Poi la storia sembra assestarsi, qualche tempo dopo (il calendario è scansito dai giorni: e ne sono passati oltre un centinaio), ma la paura rimane sotto traccia nei rituali del vivere e del sopravvivere  in un bunker riparato, in cui però c’è spazio per l’amore fra i componenti della famiglia, per il gioco, perfino per l’ironia (la moglie che “dice” al marito di sentirsi grassa, perché aspetta un altro bambino…). Un bunker dal quale però ogni tanto bisogna pur uscire.

La paura e l’amore: ecco, sono questi i due sentimenti predominanti.
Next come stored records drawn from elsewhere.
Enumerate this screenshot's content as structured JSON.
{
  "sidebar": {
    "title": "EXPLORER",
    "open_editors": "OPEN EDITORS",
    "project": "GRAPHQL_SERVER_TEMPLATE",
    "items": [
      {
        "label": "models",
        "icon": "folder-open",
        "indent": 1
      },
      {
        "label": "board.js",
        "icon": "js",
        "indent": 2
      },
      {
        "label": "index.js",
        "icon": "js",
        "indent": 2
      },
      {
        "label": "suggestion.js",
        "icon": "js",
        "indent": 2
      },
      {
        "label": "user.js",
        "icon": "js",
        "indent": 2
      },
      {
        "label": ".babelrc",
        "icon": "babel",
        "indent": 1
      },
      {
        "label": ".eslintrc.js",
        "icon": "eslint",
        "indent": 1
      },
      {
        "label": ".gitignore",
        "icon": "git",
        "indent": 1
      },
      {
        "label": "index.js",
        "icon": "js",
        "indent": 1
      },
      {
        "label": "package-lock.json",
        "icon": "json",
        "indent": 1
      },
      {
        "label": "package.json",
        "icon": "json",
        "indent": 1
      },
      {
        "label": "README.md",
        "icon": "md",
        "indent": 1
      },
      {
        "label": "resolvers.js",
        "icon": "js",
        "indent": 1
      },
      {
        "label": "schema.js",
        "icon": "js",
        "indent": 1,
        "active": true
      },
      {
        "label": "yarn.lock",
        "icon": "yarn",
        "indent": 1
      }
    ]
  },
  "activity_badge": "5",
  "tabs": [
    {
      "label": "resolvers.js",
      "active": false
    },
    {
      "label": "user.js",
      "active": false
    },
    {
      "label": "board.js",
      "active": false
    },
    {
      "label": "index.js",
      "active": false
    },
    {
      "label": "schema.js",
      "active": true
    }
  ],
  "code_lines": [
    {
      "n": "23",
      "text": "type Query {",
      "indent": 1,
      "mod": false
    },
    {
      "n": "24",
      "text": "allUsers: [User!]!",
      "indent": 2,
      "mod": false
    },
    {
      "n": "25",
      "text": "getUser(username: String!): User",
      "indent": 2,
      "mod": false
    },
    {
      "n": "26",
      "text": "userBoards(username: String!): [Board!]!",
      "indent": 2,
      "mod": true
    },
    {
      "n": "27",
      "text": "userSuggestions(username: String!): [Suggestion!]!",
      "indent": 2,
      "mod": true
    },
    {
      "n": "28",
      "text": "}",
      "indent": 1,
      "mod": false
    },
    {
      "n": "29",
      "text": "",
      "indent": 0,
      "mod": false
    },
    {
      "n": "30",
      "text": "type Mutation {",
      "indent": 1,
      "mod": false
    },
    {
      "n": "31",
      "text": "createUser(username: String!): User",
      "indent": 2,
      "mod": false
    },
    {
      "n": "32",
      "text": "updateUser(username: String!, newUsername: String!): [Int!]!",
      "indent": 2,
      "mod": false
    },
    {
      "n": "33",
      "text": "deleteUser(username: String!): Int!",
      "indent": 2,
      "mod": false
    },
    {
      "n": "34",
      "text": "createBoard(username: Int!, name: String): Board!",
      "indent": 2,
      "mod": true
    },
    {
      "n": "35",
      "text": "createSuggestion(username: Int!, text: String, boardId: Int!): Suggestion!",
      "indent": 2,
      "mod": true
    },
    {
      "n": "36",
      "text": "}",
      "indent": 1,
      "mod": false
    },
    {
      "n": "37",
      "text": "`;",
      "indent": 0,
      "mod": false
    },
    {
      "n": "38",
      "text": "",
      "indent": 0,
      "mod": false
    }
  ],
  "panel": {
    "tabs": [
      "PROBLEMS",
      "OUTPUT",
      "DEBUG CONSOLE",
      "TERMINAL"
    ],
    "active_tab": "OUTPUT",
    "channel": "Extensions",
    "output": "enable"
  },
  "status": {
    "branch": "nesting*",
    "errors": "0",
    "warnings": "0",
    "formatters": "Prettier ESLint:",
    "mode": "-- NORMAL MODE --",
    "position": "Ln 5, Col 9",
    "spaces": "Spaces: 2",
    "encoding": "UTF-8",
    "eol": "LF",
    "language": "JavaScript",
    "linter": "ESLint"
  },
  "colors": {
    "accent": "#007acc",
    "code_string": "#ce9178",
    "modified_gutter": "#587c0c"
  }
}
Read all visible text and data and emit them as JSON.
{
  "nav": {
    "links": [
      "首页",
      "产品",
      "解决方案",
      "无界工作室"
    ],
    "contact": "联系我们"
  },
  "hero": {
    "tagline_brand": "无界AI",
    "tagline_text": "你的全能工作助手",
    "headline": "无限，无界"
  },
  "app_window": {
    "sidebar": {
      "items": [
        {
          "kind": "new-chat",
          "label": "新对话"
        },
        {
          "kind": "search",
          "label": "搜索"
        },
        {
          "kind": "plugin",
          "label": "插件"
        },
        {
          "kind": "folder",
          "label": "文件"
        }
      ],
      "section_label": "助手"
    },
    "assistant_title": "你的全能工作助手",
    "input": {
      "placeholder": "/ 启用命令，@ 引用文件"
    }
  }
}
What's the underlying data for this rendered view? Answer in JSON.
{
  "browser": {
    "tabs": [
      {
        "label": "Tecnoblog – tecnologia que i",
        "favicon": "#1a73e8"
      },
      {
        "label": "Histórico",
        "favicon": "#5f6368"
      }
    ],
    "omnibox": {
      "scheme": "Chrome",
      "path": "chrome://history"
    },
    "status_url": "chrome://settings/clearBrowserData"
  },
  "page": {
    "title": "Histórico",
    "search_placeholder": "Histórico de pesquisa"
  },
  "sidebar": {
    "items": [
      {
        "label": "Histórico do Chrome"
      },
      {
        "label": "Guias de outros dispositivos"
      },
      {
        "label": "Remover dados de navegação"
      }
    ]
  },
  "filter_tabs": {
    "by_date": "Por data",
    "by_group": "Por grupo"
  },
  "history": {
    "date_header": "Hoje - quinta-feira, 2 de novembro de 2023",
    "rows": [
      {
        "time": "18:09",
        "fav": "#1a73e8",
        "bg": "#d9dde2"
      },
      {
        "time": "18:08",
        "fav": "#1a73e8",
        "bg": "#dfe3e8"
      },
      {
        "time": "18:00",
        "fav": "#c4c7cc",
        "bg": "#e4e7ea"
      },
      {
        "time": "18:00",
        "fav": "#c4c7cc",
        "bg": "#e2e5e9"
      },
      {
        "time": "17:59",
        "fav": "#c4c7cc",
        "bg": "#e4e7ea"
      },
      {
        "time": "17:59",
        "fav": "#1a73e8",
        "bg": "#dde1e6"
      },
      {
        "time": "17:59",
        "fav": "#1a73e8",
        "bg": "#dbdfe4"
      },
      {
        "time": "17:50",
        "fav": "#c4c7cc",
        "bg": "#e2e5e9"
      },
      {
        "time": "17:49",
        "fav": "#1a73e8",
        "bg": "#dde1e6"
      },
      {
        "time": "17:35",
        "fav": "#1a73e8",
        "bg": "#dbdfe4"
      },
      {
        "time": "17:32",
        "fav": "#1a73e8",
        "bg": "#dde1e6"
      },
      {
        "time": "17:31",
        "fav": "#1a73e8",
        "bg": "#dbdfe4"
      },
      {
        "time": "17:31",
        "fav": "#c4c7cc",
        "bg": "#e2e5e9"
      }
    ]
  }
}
Ed è raro che un film di “genere”, tra l’horror apocalittico e il thriller, abbondi così tanto in sentimenti forti e profondi, ancestrali e indistruttibili. Quelli che tengono legati un marito e una moglie, un padre o una madre ai suoi figli, che permette a ognuno di pensare agli altri prima che a se stesso e di escogitare soluzioni coraggiose o ingegnose (i continui esperimenti del padre per un apparecchio acustico più sofisticato per la figlia).

È evidente che un film simile si rivolge a un pubblico che non si fa problemi di fronte a un buon numero di spaventi. Che a tratti possono sembrare crudeli o sadici, anche se sono meno violenti di film ben più truculenti e sanguinari. Ma non sono affatto gratuiti, e sono tanto più veri e realistici perché pescano nelle paure di chiunque: chi non si preoccupa per il bene dei propri cari, chi non ha mai avuto paura per loro? Ma A Quiet PlaceUn posto tranquillo, che rivela un notevole talento da regista di Krasinski (cosceneggiatore del film insieme a Bryan Woods e Scott Beck, entrambi finora rimasti confinati nel thriller), potrebbe selezionare ulteriormente la sua platea non trovando disponibilità in chi al cinema non vuole soffrire. Oppure no: potrebbe essere amato da chi cerca film sorprendenti, che si stacchino nettamente dal già visto, partendo da echi diversissimi (si può dire che ci ha ricordato The Road e Alien al tempo stesso? Ma potremmo citare decine di titoli) e trovando una strada originale. Risultando nuovo, a dir poco geniale e in certi momenti commovente fino allo strazio. Ma – miracolo! – facendoti uscire dal cinema con una sorprendente fiducia nel genere umano, che quando riscopre chi è può tirar fuori il meglio di sé.